Monday, June 28, 2010

Losing it...

Courage is connected with taking risks. Jumping the Grand Canyon on a motorbike, coming over Niagara Falls in a barrel, or crossing the ocean in a rowboat are called courageous acts because people risk their lives by doing these things. But none of these daredevil acts comes from the centre of our being. They all come from the desire to test our physical limits and to become famous and popular.

Spiritual courage is something completely different. It is following the deepest desires of our hearts at the risk of losing fame and popularity. It asks of us the willingness to lose our temporal lives in order to gain eternal life...

The society in which we live suggests in countless ways that the way to go is up. Making it to the top, entering the limelight, breaking the record - that's what draws attention, gets us on the front page of the newspaper, and offers us the rewards of money and fame.

The way of Jesus is radically different. It is the way not of upward mobility but of downward mobility. It is going to the bottom, staying behind the sets, and choosing the last place! Why is the way of Jesus worth choosing? Because it is the way to the Kingdom, the way Jesus took, and the way that brings everlasting life.

Henri Nouwen, from Bread for the Journey
All too often, I think, we Christians are the last to realise that what society regards as misfortune may be for us the greatest blessing. The Beatitudes (Matthew 5) spell this out for us, and yet we consistently don't get it. We interpret grief as something to be "got over", poverty as "an attack from the devil." Doing so, I think we risk missing the blessings Jesus has promised us - cf. Luke 18:29-30.
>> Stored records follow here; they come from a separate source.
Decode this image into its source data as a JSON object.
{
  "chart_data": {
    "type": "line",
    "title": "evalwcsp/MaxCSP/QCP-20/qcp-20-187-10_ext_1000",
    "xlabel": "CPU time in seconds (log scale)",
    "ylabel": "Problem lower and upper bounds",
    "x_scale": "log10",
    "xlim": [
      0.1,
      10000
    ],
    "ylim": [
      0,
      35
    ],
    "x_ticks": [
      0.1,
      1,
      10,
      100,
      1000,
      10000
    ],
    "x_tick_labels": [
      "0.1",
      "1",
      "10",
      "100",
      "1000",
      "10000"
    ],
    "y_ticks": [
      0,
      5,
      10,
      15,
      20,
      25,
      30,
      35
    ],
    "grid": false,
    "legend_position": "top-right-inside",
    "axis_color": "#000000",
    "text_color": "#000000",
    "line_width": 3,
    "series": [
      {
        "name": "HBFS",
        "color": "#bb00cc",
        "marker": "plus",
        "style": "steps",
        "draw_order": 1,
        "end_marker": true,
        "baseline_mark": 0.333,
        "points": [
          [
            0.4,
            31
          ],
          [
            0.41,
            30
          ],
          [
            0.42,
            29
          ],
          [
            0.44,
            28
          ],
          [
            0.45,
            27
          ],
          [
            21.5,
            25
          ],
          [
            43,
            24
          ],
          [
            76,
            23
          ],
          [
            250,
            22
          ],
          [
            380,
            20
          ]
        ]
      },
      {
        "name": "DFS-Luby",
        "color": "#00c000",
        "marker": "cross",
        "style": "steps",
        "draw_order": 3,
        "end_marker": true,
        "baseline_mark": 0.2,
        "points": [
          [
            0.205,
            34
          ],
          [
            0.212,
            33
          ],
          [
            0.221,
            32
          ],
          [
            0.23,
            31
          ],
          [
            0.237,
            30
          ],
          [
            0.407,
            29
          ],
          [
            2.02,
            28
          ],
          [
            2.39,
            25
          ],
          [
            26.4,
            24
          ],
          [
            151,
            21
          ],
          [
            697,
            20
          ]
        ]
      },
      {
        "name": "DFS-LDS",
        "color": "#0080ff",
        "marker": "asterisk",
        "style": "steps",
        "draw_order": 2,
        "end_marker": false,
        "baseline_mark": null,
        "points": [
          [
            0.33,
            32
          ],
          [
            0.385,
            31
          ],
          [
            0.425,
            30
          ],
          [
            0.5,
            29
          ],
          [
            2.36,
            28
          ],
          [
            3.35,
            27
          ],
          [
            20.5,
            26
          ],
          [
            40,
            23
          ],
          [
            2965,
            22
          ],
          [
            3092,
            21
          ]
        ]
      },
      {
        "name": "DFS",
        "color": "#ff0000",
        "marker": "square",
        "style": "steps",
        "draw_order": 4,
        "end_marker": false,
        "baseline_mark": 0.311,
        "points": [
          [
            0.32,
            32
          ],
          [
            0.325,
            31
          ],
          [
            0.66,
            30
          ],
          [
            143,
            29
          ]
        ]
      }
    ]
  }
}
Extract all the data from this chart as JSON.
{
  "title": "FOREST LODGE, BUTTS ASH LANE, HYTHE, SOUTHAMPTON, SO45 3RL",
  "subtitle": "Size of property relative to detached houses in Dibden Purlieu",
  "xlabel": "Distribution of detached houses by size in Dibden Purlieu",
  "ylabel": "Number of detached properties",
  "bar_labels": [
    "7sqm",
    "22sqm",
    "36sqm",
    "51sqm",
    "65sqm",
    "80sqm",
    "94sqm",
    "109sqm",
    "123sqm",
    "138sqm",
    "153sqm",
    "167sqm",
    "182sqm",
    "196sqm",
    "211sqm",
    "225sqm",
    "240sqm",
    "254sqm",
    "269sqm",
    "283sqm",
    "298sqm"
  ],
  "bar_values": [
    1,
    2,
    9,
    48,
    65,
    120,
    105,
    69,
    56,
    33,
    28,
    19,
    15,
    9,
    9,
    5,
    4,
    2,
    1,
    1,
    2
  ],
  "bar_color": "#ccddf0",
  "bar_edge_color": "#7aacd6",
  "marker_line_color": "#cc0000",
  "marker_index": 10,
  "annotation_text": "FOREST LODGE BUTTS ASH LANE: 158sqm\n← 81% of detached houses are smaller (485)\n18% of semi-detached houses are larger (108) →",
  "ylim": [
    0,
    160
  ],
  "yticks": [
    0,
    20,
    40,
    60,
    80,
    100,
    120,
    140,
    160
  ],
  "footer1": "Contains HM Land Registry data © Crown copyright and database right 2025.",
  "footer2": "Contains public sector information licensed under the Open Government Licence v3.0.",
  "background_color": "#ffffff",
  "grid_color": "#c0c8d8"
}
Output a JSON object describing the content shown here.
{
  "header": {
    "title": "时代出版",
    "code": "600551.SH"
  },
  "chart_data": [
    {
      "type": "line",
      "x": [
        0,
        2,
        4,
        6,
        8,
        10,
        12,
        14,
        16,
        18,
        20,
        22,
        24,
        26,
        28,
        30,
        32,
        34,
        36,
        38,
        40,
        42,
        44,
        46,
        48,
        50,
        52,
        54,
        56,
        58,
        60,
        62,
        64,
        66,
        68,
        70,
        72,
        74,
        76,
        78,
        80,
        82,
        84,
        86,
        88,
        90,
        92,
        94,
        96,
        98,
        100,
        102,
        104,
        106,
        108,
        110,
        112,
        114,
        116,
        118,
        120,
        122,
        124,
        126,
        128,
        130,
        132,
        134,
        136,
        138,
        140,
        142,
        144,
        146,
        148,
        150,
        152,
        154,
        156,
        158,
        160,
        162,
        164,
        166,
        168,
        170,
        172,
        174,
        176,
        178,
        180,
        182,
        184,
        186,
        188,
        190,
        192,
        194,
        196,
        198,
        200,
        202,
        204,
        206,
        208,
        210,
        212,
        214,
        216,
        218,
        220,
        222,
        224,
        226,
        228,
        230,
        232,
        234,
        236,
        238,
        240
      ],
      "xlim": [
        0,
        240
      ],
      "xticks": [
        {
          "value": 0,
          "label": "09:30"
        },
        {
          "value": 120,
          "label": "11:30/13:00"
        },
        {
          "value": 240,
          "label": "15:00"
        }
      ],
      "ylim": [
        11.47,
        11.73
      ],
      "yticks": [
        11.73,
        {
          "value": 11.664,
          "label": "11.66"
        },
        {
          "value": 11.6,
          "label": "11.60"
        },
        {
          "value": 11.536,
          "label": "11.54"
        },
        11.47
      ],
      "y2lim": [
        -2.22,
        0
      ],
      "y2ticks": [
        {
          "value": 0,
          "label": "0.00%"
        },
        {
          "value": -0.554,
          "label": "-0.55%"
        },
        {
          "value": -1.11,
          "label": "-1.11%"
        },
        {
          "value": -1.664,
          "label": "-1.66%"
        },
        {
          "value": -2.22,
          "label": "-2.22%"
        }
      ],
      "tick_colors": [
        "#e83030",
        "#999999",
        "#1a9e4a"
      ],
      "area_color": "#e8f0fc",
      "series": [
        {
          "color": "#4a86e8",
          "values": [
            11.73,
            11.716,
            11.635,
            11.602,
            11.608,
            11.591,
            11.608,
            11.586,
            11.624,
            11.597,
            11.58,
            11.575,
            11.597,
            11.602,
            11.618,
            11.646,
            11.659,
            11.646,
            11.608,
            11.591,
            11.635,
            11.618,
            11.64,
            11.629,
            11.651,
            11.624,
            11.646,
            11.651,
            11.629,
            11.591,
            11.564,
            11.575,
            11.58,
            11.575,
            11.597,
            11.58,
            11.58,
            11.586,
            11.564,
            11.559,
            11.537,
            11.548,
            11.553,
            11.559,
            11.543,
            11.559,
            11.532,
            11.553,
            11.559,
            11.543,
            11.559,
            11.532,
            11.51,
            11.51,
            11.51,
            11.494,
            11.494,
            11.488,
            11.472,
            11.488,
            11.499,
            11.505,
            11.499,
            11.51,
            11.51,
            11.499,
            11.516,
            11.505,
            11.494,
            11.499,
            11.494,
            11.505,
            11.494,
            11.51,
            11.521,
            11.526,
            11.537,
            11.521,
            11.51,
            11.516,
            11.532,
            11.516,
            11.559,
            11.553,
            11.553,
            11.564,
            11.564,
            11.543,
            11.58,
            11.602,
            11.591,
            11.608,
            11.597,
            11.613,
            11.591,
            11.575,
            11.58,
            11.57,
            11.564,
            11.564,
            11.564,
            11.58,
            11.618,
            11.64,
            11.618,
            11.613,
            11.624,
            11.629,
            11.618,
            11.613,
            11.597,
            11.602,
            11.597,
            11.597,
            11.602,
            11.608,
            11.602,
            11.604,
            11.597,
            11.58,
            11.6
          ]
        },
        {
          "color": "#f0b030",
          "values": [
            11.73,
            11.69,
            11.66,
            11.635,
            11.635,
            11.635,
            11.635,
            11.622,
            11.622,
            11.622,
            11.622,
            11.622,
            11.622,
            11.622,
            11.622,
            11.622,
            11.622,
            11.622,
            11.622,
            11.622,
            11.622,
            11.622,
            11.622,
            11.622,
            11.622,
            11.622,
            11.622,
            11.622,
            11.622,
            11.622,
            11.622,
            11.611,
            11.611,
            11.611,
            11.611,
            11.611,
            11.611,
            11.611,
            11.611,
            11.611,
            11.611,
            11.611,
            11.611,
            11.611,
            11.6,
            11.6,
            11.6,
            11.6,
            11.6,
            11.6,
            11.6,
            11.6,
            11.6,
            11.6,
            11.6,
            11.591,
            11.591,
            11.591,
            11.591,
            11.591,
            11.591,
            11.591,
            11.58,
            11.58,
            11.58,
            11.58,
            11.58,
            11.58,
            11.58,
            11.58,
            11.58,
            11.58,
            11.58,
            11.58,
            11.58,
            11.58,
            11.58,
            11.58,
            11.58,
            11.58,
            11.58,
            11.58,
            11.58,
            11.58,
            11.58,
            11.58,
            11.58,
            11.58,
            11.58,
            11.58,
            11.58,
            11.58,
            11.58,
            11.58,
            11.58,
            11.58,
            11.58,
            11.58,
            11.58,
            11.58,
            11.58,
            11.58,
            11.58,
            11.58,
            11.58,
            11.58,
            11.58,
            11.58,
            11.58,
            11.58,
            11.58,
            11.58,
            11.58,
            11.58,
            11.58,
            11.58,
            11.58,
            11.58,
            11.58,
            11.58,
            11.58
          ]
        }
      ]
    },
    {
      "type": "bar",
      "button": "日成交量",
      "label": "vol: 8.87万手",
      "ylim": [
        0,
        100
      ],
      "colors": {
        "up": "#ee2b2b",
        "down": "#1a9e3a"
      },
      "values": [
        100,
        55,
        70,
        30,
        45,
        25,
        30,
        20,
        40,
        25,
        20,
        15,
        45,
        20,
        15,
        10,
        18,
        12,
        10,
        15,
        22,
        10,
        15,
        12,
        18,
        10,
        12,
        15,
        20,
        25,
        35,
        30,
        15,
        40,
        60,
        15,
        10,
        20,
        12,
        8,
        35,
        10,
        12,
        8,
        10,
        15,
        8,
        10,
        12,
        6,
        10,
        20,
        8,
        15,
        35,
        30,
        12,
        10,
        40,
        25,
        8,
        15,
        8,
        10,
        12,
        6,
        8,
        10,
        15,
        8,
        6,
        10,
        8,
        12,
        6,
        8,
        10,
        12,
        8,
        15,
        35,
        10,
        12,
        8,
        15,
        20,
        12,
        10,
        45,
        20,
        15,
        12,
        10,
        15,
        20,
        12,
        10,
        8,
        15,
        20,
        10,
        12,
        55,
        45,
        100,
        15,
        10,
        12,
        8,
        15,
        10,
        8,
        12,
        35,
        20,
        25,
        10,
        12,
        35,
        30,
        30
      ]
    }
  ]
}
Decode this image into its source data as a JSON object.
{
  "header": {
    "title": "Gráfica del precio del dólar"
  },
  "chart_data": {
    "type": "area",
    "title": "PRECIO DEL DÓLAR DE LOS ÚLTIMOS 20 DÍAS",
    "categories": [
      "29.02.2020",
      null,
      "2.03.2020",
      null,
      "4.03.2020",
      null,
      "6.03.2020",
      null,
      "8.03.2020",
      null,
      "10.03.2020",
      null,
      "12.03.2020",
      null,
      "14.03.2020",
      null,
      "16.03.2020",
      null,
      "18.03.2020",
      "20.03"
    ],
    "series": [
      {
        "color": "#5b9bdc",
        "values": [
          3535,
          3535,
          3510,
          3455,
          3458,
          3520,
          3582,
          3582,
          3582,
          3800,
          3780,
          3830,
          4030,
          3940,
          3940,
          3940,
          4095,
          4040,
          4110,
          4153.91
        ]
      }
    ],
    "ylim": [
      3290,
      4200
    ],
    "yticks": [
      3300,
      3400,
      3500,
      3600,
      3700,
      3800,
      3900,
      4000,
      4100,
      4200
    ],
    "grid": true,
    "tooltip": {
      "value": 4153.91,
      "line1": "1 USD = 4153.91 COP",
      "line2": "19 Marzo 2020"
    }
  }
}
We need to have the courage of our convictions, we Franciscans especially. Our faithfulness is not to the world's values, nor even Christ's, but to Jesus himself. We cannot go on looking for the world's rewards, judging ourselves by the world's standards. We have to be happy being a bit strange, raggedy even, the kind of people who get misunderstood, but without rancour and without affectation. Our only rewards are the ones we have been promised. This is the way that Jesus took, and we can only follow, surely?